火星大接近(3) 火星大接近(4)
−火星の表面はどうなってるの− −火星を見るにはどうしたらいいの−

ハッブル宇宙望遠鏡によって撮影された火星
30p反射とデジカメによって撮影された火星


火星は地球に最も近い隣同志の兄弟星ですので地球に似ている点も有りますが、残念ながら生物が生存するには余りにも過酷な環境のようです。そこで、どうしてそんな過酷な環境になるのかを考えてみたいと思います。

まず、大きさは半径で比較すると地球の6378kmに対して3397kmですので半分強ですが、月の1700kmに較べれば2倍近くあり生存するには充分な大きさです。次に重力は天体の質量に比例しますので、質量が同じなら火星の重力は地球の53%程度になるはずですが、実際は37%しかありません。その理由は火星の地殻には地球のように質量の重い金属分の含有量が少ないからと考えられております。

その結果、火星では大気が地表に充分保持されないため大気の密度は地球の1%以下しかありません。そのために地球のような温室効果が作用せず地球よりも太陽から離れていることも相まって、平均気温は地球の+27℃より遙かに低い-55℃で、-133度から+27℃まで大幅に変化しますので地球で考えられるような生物の生存はまず不可能と考えられます。

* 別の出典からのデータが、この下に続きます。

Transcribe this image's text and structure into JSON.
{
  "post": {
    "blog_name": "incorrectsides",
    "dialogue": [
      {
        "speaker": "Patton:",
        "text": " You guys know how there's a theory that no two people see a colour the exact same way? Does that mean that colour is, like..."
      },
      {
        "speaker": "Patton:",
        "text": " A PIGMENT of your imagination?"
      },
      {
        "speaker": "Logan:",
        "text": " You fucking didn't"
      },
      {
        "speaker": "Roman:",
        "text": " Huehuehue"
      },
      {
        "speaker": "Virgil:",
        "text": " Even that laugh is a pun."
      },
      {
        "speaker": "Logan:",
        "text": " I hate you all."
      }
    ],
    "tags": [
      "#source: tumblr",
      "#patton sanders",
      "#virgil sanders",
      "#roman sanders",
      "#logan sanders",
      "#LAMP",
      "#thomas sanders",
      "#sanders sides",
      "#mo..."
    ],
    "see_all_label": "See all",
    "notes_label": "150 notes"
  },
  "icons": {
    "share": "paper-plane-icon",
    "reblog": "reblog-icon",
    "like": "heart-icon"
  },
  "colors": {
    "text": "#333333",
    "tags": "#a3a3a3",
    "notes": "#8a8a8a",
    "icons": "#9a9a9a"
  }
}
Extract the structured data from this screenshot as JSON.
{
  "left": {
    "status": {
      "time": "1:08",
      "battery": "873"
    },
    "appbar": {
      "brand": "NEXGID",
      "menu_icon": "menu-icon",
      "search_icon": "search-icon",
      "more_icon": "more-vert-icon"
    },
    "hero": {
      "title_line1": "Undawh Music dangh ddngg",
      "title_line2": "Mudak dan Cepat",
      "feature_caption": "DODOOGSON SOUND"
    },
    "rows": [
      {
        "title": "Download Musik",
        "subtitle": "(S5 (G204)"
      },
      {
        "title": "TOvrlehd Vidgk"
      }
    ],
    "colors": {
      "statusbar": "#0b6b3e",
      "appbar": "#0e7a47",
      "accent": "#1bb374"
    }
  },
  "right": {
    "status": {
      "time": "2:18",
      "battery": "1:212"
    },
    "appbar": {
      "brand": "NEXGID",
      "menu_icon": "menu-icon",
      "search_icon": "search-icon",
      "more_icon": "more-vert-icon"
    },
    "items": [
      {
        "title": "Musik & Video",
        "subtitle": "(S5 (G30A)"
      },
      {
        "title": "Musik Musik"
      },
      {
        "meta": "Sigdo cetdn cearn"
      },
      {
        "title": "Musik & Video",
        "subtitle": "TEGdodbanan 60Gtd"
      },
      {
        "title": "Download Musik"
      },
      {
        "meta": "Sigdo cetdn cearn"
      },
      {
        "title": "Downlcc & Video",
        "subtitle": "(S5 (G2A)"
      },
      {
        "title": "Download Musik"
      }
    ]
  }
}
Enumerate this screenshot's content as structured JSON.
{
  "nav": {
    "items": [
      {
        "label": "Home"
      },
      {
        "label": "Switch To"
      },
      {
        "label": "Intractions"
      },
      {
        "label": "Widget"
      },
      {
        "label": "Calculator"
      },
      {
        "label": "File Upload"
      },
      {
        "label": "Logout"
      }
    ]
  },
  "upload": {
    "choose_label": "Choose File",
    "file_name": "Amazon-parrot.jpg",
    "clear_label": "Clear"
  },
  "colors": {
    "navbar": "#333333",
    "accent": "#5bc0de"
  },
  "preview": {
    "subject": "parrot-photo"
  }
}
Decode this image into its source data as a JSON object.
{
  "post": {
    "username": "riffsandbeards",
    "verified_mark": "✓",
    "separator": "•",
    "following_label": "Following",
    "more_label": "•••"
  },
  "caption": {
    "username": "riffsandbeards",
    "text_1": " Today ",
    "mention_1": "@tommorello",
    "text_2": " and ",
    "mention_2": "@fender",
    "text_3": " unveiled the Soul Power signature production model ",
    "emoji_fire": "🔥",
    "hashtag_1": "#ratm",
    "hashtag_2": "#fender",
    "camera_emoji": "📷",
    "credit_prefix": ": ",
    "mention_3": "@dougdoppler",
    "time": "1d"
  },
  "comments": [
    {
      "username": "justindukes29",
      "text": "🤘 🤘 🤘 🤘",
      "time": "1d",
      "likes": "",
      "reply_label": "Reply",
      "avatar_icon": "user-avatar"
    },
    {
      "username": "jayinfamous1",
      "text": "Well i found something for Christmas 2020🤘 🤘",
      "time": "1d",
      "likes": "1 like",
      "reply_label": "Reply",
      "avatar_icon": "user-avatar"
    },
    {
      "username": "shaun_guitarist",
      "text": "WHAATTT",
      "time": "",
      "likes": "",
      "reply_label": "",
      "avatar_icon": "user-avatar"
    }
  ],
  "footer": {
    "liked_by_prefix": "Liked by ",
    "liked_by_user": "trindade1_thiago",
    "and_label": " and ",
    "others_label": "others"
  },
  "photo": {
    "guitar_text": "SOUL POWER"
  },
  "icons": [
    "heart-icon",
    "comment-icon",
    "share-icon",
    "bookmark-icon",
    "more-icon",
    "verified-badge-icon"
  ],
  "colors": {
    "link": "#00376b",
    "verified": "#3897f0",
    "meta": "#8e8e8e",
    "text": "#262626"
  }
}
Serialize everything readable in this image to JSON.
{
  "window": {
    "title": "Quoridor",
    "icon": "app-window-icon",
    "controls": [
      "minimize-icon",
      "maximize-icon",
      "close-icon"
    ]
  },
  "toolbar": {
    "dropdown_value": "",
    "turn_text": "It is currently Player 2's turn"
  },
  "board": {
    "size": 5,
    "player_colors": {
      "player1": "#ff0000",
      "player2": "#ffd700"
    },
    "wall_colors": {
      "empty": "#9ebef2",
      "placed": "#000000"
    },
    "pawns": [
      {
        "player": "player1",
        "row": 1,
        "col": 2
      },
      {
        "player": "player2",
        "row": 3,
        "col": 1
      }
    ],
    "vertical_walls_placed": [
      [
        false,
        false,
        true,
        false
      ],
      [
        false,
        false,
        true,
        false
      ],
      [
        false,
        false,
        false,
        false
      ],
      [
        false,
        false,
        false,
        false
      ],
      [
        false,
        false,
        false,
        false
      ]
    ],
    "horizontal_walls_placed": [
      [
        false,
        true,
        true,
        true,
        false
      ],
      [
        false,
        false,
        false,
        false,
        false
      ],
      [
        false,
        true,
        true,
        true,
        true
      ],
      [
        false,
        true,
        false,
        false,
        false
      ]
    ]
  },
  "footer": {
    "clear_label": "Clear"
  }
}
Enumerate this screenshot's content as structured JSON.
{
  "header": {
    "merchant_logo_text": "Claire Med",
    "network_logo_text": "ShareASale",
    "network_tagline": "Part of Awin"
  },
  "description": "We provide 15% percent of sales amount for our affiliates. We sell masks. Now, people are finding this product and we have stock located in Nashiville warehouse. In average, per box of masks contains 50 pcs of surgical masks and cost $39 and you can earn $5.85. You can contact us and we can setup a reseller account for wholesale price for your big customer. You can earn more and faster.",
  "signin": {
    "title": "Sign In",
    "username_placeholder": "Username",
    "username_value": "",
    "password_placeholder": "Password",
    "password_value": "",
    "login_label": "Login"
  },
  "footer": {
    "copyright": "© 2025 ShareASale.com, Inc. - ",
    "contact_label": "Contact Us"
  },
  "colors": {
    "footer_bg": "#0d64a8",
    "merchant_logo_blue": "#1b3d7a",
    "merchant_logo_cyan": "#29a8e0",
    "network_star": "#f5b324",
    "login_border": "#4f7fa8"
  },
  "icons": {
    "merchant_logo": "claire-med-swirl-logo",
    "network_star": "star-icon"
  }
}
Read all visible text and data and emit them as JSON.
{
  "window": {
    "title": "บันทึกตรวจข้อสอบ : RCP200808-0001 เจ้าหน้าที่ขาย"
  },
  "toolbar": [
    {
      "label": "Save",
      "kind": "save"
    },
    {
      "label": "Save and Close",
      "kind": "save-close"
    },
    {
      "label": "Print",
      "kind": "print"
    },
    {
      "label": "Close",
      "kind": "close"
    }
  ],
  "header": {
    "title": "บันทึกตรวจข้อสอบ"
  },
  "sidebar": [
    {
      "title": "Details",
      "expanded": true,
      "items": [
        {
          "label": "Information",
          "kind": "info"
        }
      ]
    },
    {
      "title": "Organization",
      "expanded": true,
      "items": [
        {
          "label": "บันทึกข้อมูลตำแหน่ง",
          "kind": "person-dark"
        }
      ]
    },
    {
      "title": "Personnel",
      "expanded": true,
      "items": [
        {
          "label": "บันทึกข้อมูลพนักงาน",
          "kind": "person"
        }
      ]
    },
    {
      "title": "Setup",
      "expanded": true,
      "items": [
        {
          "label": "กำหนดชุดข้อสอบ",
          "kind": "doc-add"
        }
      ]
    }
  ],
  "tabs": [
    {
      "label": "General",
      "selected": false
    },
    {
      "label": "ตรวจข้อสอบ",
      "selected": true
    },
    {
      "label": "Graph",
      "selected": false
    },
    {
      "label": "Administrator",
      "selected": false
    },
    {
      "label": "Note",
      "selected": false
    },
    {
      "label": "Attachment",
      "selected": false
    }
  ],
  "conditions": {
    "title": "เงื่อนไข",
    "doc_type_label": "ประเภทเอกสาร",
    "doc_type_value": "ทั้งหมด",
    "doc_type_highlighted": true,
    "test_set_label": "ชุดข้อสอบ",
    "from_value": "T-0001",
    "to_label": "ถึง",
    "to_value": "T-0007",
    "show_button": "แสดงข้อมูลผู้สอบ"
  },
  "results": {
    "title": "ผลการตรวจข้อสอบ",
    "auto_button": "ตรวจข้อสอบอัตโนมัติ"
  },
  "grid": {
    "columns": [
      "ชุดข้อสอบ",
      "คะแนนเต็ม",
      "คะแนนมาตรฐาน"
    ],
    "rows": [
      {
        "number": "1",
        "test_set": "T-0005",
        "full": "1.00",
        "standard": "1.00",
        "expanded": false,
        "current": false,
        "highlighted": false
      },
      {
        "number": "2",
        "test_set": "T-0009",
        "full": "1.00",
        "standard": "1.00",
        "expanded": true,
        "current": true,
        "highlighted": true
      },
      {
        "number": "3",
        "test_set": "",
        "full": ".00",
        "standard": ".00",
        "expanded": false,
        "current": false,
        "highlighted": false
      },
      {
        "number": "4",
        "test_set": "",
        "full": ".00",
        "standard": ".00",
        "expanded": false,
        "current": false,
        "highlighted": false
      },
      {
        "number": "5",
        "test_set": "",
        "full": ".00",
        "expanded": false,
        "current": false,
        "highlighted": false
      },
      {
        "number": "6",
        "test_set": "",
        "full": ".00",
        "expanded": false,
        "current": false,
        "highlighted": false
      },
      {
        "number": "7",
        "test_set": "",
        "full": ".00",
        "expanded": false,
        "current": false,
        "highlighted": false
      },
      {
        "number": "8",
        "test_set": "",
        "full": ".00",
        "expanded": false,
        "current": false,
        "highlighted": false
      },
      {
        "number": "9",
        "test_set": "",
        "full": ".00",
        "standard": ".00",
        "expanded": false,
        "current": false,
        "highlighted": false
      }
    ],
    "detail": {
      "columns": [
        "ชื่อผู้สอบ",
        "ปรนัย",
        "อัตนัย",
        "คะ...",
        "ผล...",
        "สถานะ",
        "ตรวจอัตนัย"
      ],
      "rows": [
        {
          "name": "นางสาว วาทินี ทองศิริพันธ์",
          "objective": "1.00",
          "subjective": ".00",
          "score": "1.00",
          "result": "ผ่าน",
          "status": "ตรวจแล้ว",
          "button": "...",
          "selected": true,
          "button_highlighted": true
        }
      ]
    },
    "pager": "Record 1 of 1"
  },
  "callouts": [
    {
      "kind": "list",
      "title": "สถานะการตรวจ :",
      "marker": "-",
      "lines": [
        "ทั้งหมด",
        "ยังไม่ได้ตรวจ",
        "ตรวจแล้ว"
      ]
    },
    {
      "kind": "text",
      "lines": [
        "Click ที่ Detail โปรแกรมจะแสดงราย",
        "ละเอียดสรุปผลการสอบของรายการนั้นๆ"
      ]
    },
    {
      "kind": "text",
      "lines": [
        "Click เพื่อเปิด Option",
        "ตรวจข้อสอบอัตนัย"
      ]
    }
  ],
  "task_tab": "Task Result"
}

火星にも以前は地球と同様に二酸化炭素以外に水、酸素、窒素などもかなり存在していたようですが、二酸化炭素に較べて比重が小さいために前述の小さい重力によって地表に保持されず放散してしまったものと考えられます。その結果、二酸化炭素は地球の0.035%に対して95.32%、逆に水は地球の約4%に対して0.02%程度しかなく、同様に酸素は地球の20.95%に対して0.13%しかありません。

また、地球では大量に存在していた二酸化炭素は海に溶け込んで石灰藻等の生物の働きによって、また雨水に溶け込んで石灰と反応することでそれぞれ炭酸カルシウムとして固定されて減少する反面、植物の炭酸同化作用により二酸化炭素が吸収されて酸素が放出されることより酸化作用で損失する酸素を補って生物生存に適する大気が維持されているわけです。それなのに、人類は化石燃料や森林を燃やし続けることで二酸化炭素 を増やし続け、更には生物に有害な放射線をカットしてくれるオゾン層まで破壊すると言う、かって火星が辿ったのと同じ末路を辿るという愚行を繰り返しているのです。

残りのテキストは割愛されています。